Thursday, December 24, 2020

Changes I Would Like To See Happen In Incarceration by Ruth Utnage

I am a proponent of taking responsibility for your actions. You do something wrong, illegal or otherwise hurtful you should take responsibility. In the words of Albert Camus "...I note everyday that integrity has no need of rules." (The Myth of Sisyphus, pg. 49). This is why prisons are here. While I would like to see a world where prisons do not exist I would rather see a world where prisons have no need.

I read somewhere once that experts are experts because they can communicate the complexity of an issue they deal with simplicity. Prison is a complex issue because it involves multiple, often opposing stakeholder viewpoints. To communicate the complex nature of prison in terms that most stakeholders agree with I will say, people need to stop committing crime. It is that simple. But prison itself is a structure that does not promote that view point.

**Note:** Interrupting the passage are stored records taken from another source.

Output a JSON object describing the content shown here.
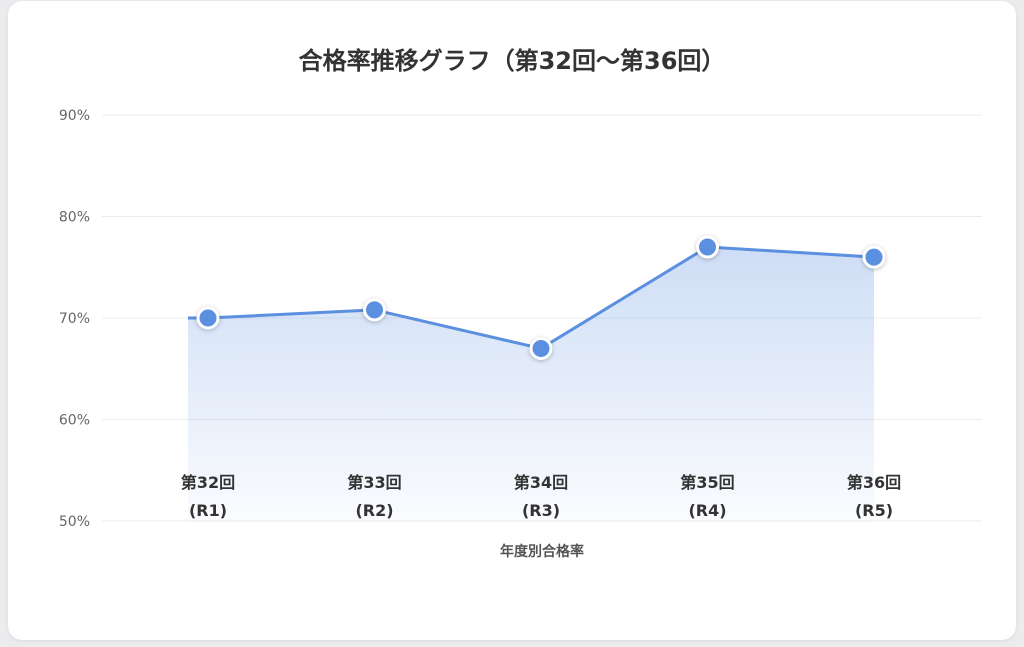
{
  "chart_data": {
    "type": "line",
    "title": "合格率推移グラフ（第32回〜第36回）",
    "xlabel": "年度別合格率",
    "ylabel": "",
    "categories": [
      [
        "第32回",
        "(R1)"
      ],
      [
        "第33回",
        "(R2)"
      ],
      [
        "第34回",
        "(R3)"
      ],
      [
        "第35回",
        "(R4)"
      ],
      [
        "第36回",
        "(R5)"
      ]
    ],
    "series": [
      {
        "values": [
          70.0,
          70.8,
          67.0,
          77.0,
          76.0
        ]
      }
    ],
    "ylim": [
      50,
      90
    ],
    "yticks": [
      50,
      60,
      70,
      80,
      90
    ],
    "ytick_labels": [
      "50%",
      "60%",
      "70%",
      "80%",
      "90%"
    ],
    "grid": true,
    "area_fill": true,
    "line_color": "#5b8fe0",
    "fill_color": "#5b8fe0"
  }
}
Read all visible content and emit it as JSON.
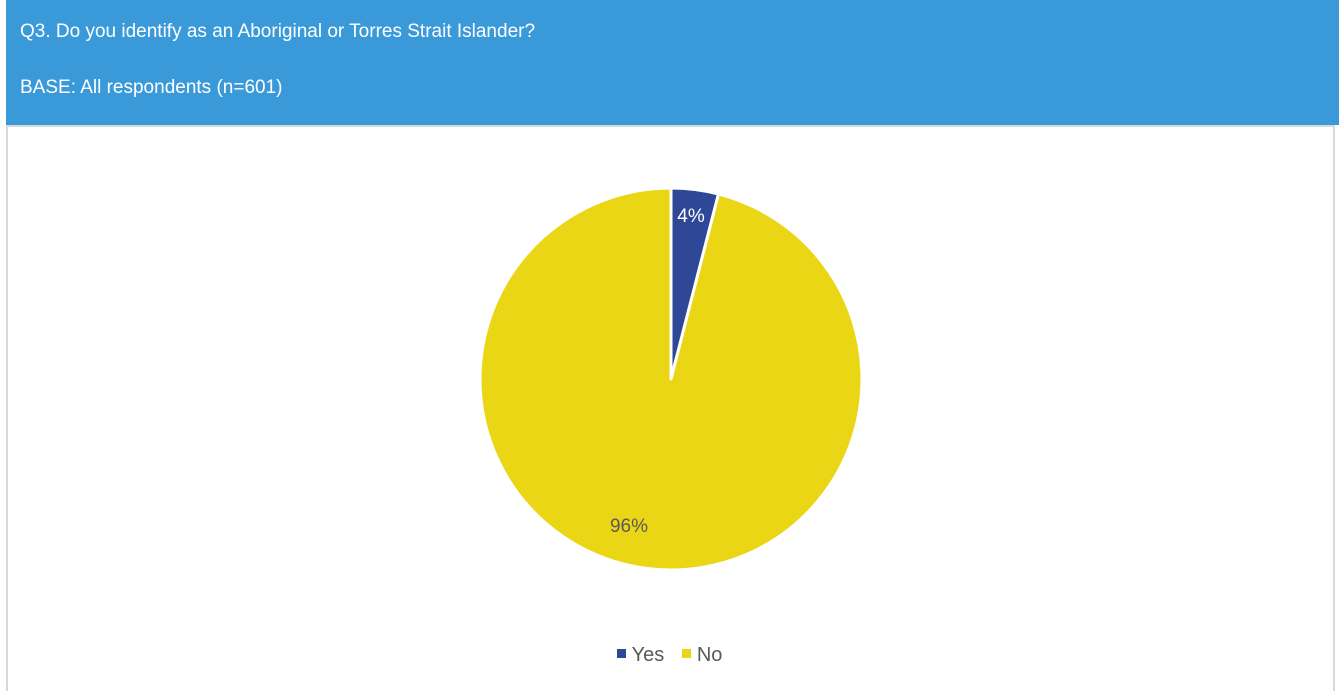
{
  "header": {
    "question": "Q3. Do you identify as an Aboriginal or Torres Strait Islander?",
    "base": "BASE: All respondents (n=601)"
  },
  "chart_data": {
    "type": "pie",
    "title": "",
    "categories": [
      "Yes",
      "No"
    ],
    "values": [
      4,
      96
    ],
    "labels": [
      "4%",
      "96%"
    ],
    "colors": [
      "#2e4897",
      "#ead614"
    ],
    "label_color": "#595959",
    "legend": "bottom",
    "legend_entries": [
      "Yes",
      "No"
    ]
  },
  "colors": {
    "header_bg": "#3a9ad9",
    "header_text": "#ffffff"
  }
}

Prisons in the U.S. were built on the Quaker ideology that isolating a human being in a panoptic (Google it...) setting and making them work, follow a strict regiment, read the bible and talk not would "cure" their errant ways. Said simply, people commit crimes because they don't follow God, talk to much, and are lazy. Obviously the belief was to lock them up long enough to instill those values (for more on this subject see "Discipline and Punish" by Michel Foucault or "American Prison" by Shane Bauer). Today these values are not only outdated but, ineffective. If they were effective than it would have taken only a generation or two of this "corrective" action to "cure" the problem. If God and work was the answer it would have worked long ago.

The problem, in my opinion, is education and the unwillingness to adapt to emerging culture. I could rattle off a million little problems but I am going to assert that these two categories, being properly addressed, would change the entirety of incarceration to such a degree it would render the system nearly unnecessary for recidivism. We have uneducated and narrow-minded individuals exiting prison into the community with beliefs that don't hold water in modern civilization. It immediately misplaces them in the community as an odd-man-out and thus produces dereliction of mind forcing them to seek like-minded derelicts. Bad company corrupts good behavior.

Leaving prison with the mindset that you don't have to respect someone else's view of themselves creates a sense of superiority that few find palatable. Calling a transwoman he and him is a plain language example. When someone calls or refers to me as he/him I respect their right to spew that disgusting filth known as bigotry, hatred, or discrimination but that also means I have the right to not answer to it. After all, I am not a he/him, I am a woman and I honestly don't care who disagrees with it. I will say this though, if a hiring manager of any respectable company hears someone spewing such intolerance the hiring manager must first protect the company, which means the bigot and their intolerance will unlikely work their way into decent company, professionally or otherwise. It is but one example of the flat out refusal to adapt.

Have we not learned from nature that failure to adapt equates to death. As your environment changes so you must adapt. Prisoners adapt to prison life. That is the problem, the environment of prison, which is (sadly) created by humans using concepts designed hundreds of years ago. Recreate the environment to be adapted to, provide the intellectual and social structure to adapt to and the majority of incarcerated individuals will step inline with community held values. But when they are shown bigotry, literally watch it unfold as a community truth, then are released and practice such indecency publicly (as they were taught and allowed in prison) they find themselves isolated and around a narrow-minded social base, namely, those that will affirm their intolerant views. I shouldn't have to spell out for the reader that when you have a limited group of people to socialize with so to are your options. With limited options come narrower margins of success. With narrower margins for success come a higher likelihood of failure to comply with pro-social concepts. Because, after all, their "world" agrees with their intolerance, it is others who impede on them.

Now by this point it is likely I have made some people angry and have lost others in this narrative. But understand, I care not what they think and do not value their misguided and uneducated approach to social acceptance, as if the world should digress for them. Yet, I am the entitled one (this I say sarcastically!). I will not convey my points too simplistically, yet I am not naive to the dullness of semi-academic writing. Thus I will provide a summation for the reader.

To change the prisoner, which is a product of the environment of prison (remember, adaptation), change the environment the prisoner must adapt to. Make education the cornerstone of rehabilitation instead of the privilege so that when prisoners read basic text, as written here, they can comprehend what they are reading and are better prepared to interact with an increasingly educated society. Lastly, if prisoners are to adapt to prisons expectations than perhaps those expectations should align with the communities, after all DOC is a governmental agency that is built by the community for the community. Contrary to popular belief, it is NOT impervious to criticism or fault. As so many prisoners and government workers have been forced to believe.

But then again, what do I know? I'm just a prison tranny, right? A he who feels entitled to be a she and wants the world to bend to me, right?